When you think secondary is complete, you need to check your lager for diacetyl. Diacetyl is the compound used to produce artificial butter flavor in popcorn, and it tastes awful in beer. Lager is particularly susceptible to diacetyl buildup. I’m going to go into detail on dealing with diacetyl tomorrow, but for now, let me assure you that it’s easy to deal with, and there’s a good chance you won’t have any anyway.

Lagering

After the secondary is complete, and the beer is diacetyl-free, you begin the cold storage, or lagering, that gives lagers their crisp taste. There’s an old homebrewer’s rule of thumb that you should lager 10 degrees F cooler than you ferment. I’ve tried that, and the results sucked.

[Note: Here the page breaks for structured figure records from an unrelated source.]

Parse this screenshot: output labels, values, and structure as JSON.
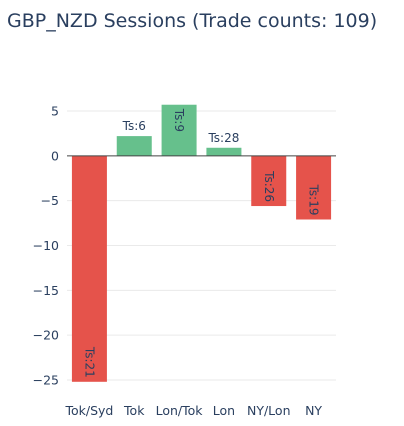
{
  "chart_data": {
    "type": "bar",
    "title": "GBP_NZD Sessions (Trade counts: 109)",
    "categories": [
      "Tok/Syd",
      "Tok",
      "Lon/Tok",
      "Lon",
      "NY/Lon",
      "NY"
    ],
    "values": [
      -25.2,
      2.2,
      5.7,
      0.9,
      -5.6,
      -7.1
    ],
    "data_labels": [
      "Ts:21",
      "Ts:6",
      "Ts:9",
      "Ts:28",
      "Ts:26",
      "Ts:19"
    ],
    "xlabel": "",
    "ylabel": "",
    "ylim": [
      -25.5,
      6
    ],
    "yticks": [
      5,
      0,
      -5,
      -10,
      -15,
      -20,
      -25
    ],
    "ytick_labels": [
      "5",
      "0",
      "−5",
      "−10",
      "−15",
      "−20",
      "−25"
    ],
    "grid": true,
    "colors": {
      "positive": "#66c08c",
      "negative": "#e5534b",
      "zero_line": "#444444",
      "grid": "#eaeaea",
      "text": "#2a3f5f"
    }
  }
}
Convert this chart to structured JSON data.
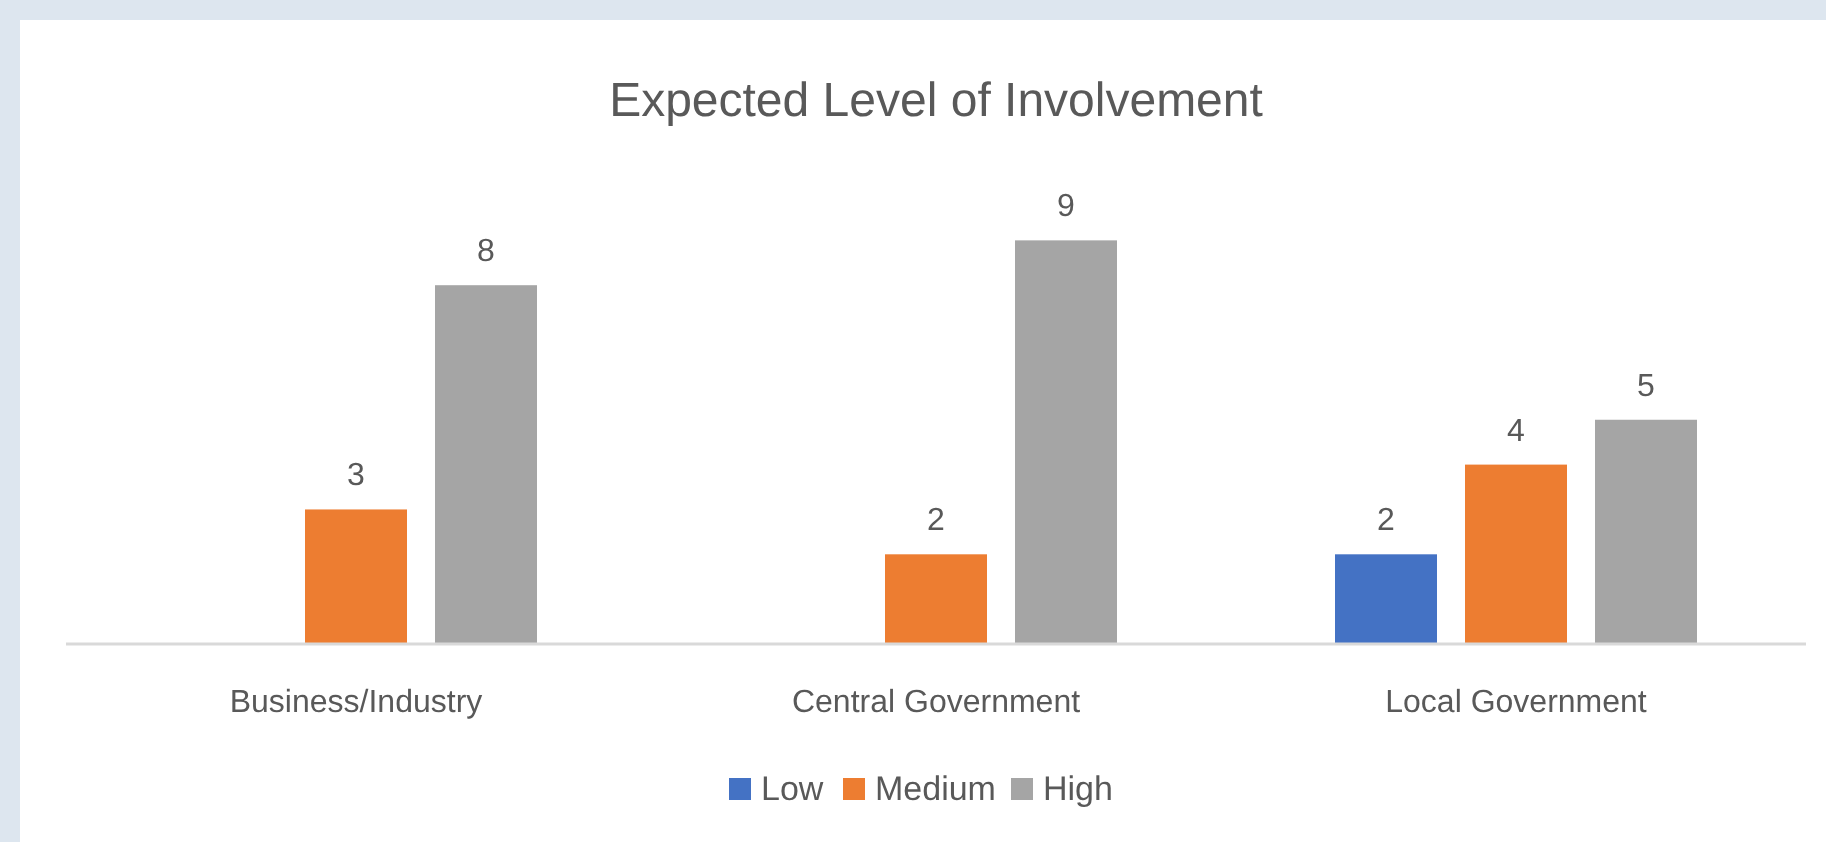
{
  "chart_data": {
    "type": "bar",
    "title": "Expected Level of Involvement",
    "categories": [
      "Business/Industry",
      "Central Government",
      "Local Government"
    ],
    "series": [
      {
        "name": "Low",
        "color": "#4472c4",
        "values": [
          null,
          null,
          2
        ]
      },
      {
        "name": "Medium",
        "color": "#ed7d31",
        "values": [
          3,
          2,
          4
        ]
      },
      {
        "name": "High",
        "color": "#a5a5a5",
        "values": [
          8,
          9,
          5
        ]
      }
    ],
    "data_labels": true,
    "legend": "bottom",
    "grid": false
  }
}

I prefer to crash cool my lager. I’ll take it down to 31 F, which is as cold as my fridge will go. It won’t freeze because of all the alcohol in the beer. I find that colder lagering gives me a crisper flavor, and it’s certainly faster. I lager at 31 F for 4 weeks, and honestly, that’s probably longer than is necessary.

Bottling

The lagering process is going to kill a lot of your yeast, so you’ll have to repitch. I have heard that many people use ale yeast when bottling their lager beer. I’m fanatical about keeping esters out of my lagers, so I’ve never tried that. I repitch the same yeast I used to make the beer in the first place, though I don’t bother with a starter this time. After bottling, I return the beer to the lagering fridge, back to fermentation temperature (52 or 55, usually), and leave them there for a week. When it’s done, you have a delicious lager beer!